49 Old Holywood Road, Belfast, is a late-Victorian single-storey with attic red-brick semi-detached house dating from 1881, possibly designed by Thomas Jackson & Son. It is attached to No. 51 Old Holywood Road and forms part of a group of two pairs of semi-detached houses with Nos. 45 and 47 Old Holywood Road, all fronting onto Old Holywood Road.

The house has a rectangular plan form with a single-storey modern extension to the rear. The roof is half-hipped, finished in plain red clay tiles with bonnet hip tiles, decorative bands of club and fishtail tiling, crested ridge tiles, and terracotta ball finials. The moulded timber barge boards and projecting eaves with exposed rafter ends support ogee cast iron guttering discharging to rectangular section downpipes. Rectangular section red-brick chimney stacks are shared with the attached property, featuring corbelled coping and red-clay chimney pots.

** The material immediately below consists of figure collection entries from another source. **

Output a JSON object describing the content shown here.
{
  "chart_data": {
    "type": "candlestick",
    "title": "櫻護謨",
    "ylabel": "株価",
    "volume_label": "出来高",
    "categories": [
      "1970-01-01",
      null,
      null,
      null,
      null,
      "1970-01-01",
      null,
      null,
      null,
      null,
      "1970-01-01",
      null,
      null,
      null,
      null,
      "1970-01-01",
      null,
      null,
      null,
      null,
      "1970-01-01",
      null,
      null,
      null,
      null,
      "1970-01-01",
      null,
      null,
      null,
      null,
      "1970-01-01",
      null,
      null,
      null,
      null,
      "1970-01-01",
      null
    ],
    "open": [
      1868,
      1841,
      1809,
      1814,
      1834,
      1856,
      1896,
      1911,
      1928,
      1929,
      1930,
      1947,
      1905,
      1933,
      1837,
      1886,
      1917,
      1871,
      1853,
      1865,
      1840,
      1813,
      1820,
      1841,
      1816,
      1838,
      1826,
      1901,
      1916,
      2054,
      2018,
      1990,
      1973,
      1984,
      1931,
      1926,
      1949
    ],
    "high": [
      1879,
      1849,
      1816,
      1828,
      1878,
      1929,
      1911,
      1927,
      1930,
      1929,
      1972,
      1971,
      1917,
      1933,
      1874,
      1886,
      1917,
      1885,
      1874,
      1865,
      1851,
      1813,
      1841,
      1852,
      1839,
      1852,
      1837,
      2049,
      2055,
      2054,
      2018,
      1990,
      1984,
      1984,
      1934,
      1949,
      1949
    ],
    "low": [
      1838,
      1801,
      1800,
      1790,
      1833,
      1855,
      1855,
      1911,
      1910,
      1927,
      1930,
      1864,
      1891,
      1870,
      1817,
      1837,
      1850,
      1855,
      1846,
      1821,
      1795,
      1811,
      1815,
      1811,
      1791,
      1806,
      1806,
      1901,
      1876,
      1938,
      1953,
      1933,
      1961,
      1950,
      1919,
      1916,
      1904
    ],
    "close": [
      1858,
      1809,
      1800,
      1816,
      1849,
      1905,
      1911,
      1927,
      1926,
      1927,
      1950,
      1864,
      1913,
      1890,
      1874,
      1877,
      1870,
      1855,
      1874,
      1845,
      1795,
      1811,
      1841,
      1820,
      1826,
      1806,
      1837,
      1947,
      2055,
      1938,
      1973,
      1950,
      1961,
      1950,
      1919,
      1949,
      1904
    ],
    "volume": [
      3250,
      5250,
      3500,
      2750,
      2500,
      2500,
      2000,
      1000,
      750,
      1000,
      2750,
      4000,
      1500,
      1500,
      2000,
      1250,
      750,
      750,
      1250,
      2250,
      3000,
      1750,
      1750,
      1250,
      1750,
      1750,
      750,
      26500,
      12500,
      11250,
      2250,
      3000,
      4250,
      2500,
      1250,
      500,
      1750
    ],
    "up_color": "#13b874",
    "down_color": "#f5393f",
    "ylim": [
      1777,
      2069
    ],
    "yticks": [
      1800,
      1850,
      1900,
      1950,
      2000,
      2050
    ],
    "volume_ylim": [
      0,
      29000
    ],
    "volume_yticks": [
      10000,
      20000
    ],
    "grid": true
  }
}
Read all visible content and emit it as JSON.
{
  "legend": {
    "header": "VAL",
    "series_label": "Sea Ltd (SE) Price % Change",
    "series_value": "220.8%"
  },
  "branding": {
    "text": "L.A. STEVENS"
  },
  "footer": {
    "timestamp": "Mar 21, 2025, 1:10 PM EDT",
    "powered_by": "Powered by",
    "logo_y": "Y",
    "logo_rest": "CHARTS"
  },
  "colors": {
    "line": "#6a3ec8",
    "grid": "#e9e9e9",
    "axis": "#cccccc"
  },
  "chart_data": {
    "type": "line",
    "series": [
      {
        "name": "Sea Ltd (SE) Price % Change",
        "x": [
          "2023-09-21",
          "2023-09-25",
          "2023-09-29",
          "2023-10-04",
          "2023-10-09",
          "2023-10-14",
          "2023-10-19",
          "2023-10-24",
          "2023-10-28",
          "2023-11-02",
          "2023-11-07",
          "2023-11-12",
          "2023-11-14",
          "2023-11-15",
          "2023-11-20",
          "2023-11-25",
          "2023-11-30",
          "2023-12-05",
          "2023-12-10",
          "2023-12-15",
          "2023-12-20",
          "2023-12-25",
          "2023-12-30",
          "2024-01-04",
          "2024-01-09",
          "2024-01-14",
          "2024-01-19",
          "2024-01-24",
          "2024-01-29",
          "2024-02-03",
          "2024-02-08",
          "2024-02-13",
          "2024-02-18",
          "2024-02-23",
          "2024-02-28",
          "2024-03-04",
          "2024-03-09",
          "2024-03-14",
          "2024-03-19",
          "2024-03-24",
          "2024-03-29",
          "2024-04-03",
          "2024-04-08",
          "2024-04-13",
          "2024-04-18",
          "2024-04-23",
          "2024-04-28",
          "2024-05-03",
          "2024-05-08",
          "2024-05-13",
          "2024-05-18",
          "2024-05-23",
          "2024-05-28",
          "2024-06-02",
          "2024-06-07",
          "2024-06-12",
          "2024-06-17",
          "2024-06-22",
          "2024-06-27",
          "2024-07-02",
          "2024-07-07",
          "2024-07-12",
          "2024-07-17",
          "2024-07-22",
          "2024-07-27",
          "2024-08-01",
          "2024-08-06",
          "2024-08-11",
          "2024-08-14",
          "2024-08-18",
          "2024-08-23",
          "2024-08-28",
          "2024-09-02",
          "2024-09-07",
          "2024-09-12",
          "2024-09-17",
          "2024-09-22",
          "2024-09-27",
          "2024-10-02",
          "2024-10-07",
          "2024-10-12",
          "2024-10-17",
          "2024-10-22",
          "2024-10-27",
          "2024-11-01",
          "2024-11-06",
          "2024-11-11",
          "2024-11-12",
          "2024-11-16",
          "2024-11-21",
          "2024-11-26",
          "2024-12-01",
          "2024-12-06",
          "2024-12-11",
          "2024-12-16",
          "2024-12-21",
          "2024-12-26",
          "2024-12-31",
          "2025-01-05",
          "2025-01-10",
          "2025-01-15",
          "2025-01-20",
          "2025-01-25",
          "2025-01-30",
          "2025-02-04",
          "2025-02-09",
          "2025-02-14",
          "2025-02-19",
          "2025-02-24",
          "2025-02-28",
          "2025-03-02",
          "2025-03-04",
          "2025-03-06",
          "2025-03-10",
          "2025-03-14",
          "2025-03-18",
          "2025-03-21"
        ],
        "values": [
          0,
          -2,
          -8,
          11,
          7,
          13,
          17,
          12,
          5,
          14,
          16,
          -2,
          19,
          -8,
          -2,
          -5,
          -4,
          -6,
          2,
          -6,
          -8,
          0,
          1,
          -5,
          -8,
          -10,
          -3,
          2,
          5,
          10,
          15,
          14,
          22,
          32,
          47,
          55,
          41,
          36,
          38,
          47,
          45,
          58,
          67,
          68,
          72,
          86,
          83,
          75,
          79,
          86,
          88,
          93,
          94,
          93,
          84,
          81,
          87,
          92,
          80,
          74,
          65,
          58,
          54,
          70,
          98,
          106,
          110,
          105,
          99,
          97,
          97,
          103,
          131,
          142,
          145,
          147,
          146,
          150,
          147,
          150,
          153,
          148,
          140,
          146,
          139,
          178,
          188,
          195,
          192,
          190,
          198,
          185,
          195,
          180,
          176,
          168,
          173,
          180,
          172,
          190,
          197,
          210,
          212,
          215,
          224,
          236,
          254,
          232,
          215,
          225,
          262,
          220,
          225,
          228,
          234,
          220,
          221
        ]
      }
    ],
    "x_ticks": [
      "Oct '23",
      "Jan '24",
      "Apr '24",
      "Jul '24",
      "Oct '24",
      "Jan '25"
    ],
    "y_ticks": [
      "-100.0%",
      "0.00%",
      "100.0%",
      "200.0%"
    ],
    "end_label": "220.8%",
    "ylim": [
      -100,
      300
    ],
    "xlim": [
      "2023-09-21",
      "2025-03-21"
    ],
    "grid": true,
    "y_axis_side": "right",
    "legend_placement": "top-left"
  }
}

The walling is red brick laid to Flemish bond, with a dentilled string course at impost level, buff and black brick banding at cill level, and a projecting black brick plinth course. Vertical hung red clay tiles clad the attic storey, with club and fishtail bands between courses. Window openings are square-headed with flat-arch brick lintels in soldier course. The windows to the original house are painted timber-cilled double-hung sashes with diamond pattern to the upper sash, unless otherwise noted.

The two-bay principal elevation faces west. The south bay contains a square-headed door opening with a timber-panelled door and fanlight, sheltered by a canopy supported on decorative timber brackets and slated in plain red clay tiles with fishtail banding. A gabled dormer to the attic projects from the front wall, featuring a three-sided canted bay window with timber sashes supported on moulded timber brackets. The dormer cheeks are clad in vertical tiling with alternating courses of club and fishtail red clay tiles, crested ridge tiles, and ball finials matching the main roof.

The south elevation contains a ground-floor window and another at first-floor level. The east-facing rear elevation comprises a two-bay wide elevation of the modern extension, with a uPVC double-leaf door opening to the south bay and a uPVC casement window to the north bay. The extension has a flat roof. The north elevation is abutted by No. 51 Old Holywood Road.

The setting comprises narrow paved pathways around the building, a lawned garden shared between the two properties to the front, and a lawned garden to the rear. The site is enclosed by dwarf red-brick walling topped with stone coping and iron railings with arrow rail heads. A plain wooden gate to the west is supported on rectangular section sandstone piers with moulded coping.